Non ce le saremmo augurate, ma forse ce le saremmo immaginate. Parliamo di parole di rabbia e di odio quando chiediamo loro una spiegazione, un'analisi, un perché di quanto accaduto. Pur sentendo i due fratelli in momenti diversi, notiamo che le lo opinioni coincidono. Valentina: «Quando si decide di vivere in una metropoli, razionalmente bisogna accettarne i rischi. La mia vita quotidiana era già cambiata quando c'era stato l'attacco alla redazione di Charlie Hebdo: al nido l'accesso era concesso solo ai genitori, niente nonni, parenti o babysitter, alla materna tutte le gite erano state soppresse, in metropolitana sul mio tragitto per il lavoro le barriere erano aperte per permettere l'evacuazione più facilmente. Ma questa situazione era tornata alla normalità dopo qualche settimana. Fino a ieri.

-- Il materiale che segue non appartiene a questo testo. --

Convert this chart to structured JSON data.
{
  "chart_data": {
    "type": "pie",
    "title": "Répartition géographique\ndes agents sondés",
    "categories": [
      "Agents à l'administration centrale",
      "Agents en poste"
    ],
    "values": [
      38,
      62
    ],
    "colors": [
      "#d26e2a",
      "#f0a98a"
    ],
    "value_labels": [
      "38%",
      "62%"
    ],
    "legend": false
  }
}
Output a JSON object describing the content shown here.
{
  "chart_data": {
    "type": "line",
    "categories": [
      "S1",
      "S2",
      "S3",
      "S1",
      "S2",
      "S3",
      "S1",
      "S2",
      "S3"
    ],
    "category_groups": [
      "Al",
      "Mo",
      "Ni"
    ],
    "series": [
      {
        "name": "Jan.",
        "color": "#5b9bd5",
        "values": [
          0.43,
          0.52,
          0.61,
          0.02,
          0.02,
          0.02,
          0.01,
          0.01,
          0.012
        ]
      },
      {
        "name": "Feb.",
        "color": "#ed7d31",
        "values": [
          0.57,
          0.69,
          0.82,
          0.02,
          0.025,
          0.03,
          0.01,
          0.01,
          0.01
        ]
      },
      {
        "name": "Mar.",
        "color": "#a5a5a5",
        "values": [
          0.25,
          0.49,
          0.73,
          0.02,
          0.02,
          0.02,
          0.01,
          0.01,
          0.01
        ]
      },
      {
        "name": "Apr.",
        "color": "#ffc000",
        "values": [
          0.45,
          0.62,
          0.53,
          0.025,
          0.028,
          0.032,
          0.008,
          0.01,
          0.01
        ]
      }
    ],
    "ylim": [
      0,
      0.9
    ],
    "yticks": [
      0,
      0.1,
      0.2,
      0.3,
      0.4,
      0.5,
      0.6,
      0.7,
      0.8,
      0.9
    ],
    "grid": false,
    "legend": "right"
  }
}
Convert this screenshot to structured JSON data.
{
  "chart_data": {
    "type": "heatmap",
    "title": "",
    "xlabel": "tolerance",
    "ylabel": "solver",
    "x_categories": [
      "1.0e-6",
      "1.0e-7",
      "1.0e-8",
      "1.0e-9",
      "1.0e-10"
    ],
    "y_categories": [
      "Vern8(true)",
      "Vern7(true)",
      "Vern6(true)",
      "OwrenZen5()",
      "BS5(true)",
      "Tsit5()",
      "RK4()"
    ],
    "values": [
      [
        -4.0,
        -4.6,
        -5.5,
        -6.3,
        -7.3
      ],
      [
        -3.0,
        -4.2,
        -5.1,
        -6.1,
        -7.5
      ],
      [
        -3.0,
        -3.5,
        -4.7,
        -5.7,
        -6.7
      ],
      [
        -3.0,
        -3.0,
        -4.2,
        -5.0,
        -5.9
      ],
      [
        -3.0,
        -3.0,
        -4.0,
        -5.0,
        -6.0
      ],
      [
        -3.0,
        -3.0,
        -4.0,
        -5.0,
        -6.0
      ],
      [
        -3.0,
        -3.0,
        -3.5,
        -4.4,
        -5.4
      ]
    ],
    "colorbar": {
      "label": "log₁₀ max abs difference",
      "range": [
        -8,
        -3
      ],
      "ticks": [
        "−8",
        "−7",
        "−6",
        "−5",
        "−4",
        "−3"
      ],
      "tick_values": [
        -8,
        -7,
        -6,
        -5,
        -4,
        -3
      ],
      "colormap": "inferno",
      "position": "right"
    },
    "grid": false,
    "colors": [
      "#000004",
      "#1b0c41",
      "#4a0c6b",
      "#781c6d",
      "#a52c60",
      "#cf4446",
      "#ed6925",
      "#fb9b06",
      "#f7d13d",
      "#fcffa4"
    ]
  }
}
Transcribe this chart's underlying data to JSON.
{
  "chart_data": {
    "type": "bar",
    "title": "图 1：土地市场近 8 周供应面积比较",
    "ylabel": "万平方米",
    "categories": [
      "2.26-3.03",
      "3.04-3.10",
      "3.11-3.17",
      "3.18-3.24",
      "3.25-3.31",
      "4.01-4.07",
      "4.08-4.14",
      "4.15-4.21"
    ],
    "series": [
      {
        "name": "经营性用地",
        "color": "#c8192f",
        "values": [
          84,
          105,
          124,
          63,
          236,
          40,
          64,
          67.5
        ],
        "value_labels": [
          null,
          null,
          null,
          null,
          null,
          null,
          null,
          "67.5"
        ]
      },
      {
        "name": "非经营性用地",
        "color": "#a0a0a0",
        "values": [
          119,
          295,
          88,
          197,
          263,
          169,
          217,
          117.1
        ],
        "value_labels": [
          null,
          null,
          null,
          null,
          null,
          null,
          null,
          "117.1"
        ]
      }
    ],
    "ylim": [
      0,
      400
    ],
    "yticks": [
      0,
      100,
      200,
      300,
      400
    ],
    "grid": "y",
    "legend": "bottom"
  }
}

Ora, pur confusa tra mille sentimenti, pur con il cellulare sempre in mano, mi aggrappo alla razionalità per sconfiggere la paura, quella di una mamma e quella di una moglie di un conduttore della metropolitana, il bersaglio numero uno per gli attentati. Penso che generalizzare e usare stereotipi sia pericoloso in una metropoli multiculturale e multietnica. Razzismo e xenofobia non sono la soluzione. Vorrebbe dire smettere di vivere. O andarsene. Per quanto mi riguarda scelgo la quotidianità e la voglia di vivere. Come hanno detto in tanti, credo anche io che un'ora di attentati a Parigi faccia capire perché le persone siano disposte a imbarcarsi su un barcone per scappare da scene per loro quotidiane».

«La paura c'è - ammette anche Guglielmo -. Confesso che una volta, dopo Charlie Hebdo, sono sceso alla metropolitana perché non mi sentivo sicuro accanto a un gruppo di uomini che era salito a bordo con dei bagagli con forme sospette. Si diventa anche paranoici. La Francia è un Paese multietnico, nel mio quartiere ci sono più arabi e africani che caucasici. Gli attentatori, a quanto pare, erano francesi, parlavano francese, vivevano da sempre in Francia. Fare dei controlli diventa difficile. Gli estremismi e i fanatismi, ovviamente, sono un cancro. Ma la risposta contro un cancro non è certo incazzarsi e odiare e vendicarsi. Bisogna capire perché viene un cancro ed estirparlo».